| Do you see how your argument breaks down when you can substitute any potentially-addictive activity in place of [gambling]? Any pleasurable activity from video games, to food, to alcohol, etc. can be done to a destructive end. That doesn't make the activity intrinsically destructive on its own. There is a well-established correlation between poverty and addiction--don't make the mistake of assuming that just because the correlation applies to a variety of real-world activities it is causal. Current research is actually leaning in the opposite direction: lower socioeconomic status/poverty has a negative long-term effect on the brain's plasticity & stimulus response which may pre-dispose individuals to addictive tendencies (through altered reward pathways or lessened inhibition re: changes in the pre-frontal cortex). Please don't make the mistake of trying to impose value judgements on society in the name of "protecting" people -- that line of "reasoning" has led to some really problematic and harmful public policies. Regardless of how you feel about the activity itself, treating addiction as a neurophysiological state has produced consistently better outcomes.

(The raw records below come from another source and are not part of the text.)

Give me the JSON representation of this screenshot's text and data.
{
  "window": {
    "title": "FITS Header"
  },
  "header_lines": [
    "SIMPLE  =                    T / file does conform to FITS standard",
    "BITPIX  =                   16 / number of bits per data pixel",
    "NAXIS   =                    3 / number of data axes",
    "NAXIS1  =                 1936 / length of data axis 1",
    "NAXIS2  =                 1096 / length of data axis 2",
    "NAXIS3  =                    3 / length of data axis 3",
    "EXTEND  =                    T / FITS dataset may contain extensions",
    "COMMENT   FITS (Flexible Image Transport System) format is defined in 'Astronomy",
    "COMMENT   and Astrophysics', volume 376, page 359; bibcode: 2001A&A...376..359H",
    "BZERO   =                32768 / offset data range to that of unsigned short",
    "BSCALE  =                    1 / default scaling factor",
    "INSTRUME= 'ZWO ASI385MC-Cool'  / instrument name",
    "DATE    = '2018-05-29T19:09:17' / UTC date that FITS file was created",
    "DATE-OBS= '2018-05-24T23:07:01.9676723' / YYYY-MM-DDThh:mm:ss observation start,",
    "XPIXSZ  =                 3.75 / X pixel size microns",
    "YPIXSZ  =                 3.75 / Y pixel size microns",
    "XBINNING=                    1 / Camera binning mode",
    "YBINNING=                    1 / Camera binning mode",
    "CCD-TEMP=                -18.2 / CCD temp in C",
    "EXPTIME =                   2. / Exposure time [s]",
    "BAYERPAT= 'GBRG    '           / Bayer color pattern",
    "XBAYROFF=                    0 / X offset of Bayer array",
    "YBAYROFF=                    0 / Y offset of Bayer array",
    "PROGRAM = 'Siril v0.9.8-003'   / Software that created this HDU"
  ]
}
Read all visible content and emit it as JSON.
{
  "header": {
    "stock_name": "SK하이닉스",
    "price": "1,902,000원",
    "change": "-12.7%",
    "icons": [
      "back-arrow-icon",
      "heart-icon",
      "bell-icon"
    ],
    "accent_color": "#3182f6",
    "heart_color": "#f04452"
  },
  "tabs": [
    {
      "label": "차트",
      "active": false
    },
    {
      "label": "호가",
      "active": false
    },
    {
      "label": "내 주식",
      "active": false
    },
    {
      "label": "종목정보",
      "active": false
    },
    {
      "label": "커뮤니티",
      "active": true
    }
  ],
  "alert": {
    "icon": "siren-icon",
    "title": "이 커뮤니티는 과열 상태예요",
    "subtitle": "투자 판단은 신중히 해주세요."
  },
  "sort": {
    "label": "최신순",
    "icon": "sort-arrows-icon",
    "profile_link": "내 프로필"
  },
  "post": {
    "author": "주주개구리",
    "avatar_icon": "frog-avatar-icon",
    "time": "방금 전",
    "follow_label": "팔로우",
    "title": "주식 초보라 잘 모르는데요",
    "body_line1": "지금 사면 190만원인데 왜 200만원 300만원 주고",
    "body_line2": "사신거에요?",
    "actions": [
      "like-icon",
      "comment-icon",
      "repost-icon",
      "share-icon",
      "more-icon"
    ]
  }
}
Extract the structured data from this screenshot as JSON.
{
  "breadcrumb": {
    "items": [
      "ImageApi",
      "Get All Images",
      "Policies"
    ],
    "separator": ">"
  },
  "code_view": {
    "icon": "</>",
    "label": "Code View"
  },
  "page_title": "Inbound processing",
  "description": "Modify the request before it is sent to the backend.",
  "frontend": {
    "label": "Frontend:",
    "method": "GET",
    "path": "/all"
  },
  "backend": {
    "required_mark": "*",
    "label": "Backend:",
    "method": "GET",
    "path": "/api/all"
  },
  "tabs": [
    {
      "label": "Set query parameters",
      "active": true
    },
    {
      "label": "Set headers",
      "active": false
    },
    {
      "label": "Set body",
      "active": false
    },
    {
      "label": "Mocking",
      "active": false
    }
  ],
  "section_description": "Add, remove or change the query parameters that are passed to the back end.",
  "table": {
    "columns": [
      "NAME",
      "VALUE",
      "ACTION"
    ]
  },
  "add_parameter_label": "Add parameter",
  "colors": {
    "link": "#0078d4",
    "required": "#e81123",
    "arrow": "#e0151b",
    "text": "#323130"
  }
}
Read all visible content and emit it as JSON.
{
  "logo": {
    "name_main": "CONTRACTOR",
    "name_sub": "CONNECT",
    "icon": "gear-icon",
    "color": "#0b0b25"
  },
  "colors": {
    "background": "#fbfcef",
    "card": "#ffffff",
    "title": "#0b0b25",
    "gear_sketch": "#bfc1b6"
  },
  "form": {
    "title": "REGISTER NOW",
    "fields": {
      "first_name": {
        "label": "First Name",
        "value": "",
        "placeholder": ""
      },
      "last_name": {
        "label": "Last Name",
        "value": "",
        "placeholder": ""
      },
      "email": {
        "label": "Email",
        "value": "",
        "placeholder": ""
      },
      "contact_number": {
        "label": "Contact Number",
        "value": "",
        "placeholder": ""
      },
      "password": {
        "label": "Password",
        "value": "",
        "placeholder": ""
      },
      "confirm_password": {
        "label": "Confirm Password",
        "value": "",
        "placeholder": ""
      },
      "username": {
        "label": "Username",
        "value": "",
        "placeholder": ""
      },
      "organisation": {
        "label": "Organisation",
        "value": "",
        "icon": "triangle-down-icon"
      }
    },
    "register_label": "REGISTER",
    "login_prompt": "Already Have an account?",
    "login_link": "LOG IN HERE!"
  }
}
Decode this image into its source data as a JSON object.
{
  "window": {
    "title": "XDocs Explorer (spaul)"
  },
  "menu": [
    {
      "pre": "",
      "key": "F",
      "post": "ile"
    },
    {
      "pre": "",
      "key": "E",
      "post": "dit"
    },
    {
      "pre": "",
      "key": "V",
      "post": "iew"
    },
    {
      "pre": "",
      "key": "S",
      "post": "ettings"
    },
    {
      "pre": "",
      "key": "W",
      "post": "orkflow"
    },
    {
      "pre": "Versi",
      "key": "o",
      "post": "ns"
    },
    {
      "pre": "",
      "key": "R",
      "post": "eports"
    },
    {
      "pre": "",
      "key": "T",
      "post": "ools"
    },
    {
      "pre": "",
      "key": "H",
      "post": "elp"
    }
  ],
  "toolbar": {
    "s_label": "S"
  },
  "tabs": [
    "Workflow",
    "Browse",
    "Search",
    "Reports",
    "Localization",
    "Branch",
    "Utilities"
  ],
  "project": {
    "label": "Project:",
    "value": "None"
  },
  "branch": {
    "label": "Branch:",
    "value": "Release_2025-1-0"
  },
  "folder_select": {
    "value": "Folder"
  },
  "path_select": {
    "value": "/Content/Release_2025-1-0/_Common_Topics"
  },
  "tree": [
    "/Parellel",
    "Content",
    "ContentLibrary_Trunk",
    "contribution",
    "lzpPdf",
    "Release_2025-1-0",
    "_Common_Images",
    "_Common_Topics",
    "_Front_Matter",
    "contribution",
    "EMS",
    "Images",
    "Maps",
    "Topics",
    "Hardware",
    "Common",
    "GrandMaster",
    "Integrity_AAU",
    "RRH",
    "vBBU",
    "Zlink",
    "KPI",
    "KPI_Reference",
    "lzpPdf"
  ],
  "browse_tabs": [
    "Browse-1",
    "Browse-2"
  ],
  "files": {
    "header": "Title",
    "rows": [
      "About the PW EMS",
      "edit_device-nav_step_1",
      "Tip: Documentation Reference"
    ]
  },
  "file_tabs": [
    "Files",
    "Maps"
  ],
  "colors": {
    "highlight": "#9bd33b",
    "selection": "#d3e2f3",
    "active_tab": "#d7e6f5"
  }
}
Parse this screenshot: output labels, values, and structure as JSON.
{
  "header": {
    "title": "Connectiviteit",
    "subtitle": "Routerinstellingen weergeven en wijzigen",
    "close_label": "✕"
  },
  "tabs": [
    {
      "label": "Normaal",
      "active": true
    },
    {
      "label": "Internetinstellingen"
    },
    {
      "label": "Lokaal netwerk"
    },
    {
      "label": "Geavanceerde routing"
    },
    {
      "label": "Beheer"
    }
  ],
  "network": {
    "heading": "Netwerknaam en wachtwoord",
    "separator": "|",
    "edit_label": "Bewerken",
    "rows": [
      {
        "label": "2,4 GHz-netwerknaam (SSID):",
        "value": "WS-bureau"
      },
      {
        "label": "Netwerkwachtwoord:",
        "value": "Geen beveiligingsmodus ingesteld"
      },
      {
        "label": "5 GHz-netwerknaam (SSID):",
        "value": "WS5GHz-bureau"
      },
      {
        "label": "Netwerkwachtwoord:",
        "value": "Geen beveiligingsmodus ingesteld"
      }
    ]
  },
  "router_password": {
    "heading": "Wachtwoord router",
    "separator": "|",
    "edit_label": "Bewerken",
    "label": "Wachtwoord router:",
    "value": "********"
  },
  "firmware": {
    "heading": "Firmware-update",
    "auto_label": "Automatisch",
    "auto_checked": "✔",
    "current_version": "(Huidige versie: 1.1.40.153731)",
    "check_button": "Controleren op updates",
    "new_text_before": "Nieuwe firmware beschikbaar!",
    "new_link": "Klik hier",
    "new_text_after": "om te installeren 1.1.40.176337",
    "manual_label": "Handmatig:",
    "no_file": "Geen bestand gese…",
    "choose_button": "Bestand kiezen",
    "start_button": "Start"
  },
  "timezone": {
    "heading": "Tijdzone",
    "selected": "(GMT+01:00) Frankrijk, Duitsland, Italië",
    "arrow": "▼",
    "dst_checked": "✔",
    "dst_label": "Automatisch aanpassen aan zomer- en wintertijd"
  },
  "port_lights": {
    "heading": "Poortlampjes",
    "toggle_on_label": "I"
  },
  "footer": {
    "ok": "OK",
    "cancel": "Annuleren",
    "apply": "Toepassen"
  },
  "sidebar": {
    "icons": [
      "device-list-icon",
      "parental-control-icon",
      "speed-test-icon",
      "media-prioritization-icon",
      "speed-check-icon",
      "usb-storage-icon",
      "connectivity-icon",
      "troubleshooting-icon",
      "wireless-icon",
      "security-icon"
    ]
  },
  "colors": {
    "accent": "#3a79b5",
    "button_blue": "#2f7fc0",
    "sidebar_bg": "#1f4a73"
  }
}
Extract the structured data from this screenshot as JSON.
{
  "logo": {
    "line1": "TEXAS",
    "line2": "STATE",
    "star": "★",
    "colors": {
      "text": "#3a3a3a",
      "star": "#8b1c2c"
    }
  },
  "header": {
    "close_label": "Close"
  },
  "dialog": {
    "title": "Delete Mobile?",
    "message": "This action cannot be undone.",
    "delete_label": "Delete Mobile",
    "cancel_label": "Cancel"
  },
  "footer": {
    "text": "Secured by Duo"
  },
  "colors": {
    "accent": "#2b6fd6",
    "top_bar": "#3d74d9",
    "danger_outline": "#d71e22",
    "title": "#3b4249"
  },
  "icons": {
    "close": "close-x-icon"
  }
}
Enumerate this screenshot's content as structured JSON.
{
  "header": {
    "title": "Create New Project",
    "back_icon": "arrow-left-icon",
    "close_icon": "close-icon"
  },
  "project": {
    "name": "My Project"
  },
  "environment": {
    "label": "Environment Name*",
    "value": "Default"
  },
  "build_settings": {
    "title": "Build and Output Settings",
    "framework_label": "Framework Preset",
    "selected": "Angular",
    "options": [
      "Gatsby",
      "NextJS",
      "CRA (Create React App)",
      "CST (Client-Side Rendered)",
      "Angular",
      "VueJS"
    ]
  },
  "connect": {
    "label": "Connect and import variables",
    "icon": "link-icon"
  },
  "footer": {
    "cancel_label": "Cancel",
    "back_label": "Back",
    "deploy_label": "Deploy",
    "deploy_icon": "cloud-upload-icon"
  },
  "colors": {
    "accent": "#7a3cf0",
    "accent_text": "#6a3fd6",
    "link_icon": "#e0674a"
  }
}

Trying to ban potentially-addictive triggers for at-risk populations isn't really helping them at all, and in a sociological context can actually have the opposite effect. |
Ehm, well, yes, and governments ban or discourage destructive and addictive activities all the time.
Also, fighting symptoms isn't great, but if it's all you've got, it's often better than nothing. It's not entirely clear to me how banning gambling could make poor people any poorer.
I don't really have an opinion on whether or not gambling should be illegal, but I just don't find your argument against regulating harmful activities very convincing at all. It's very close to "just look at Stalin, how did that work out?"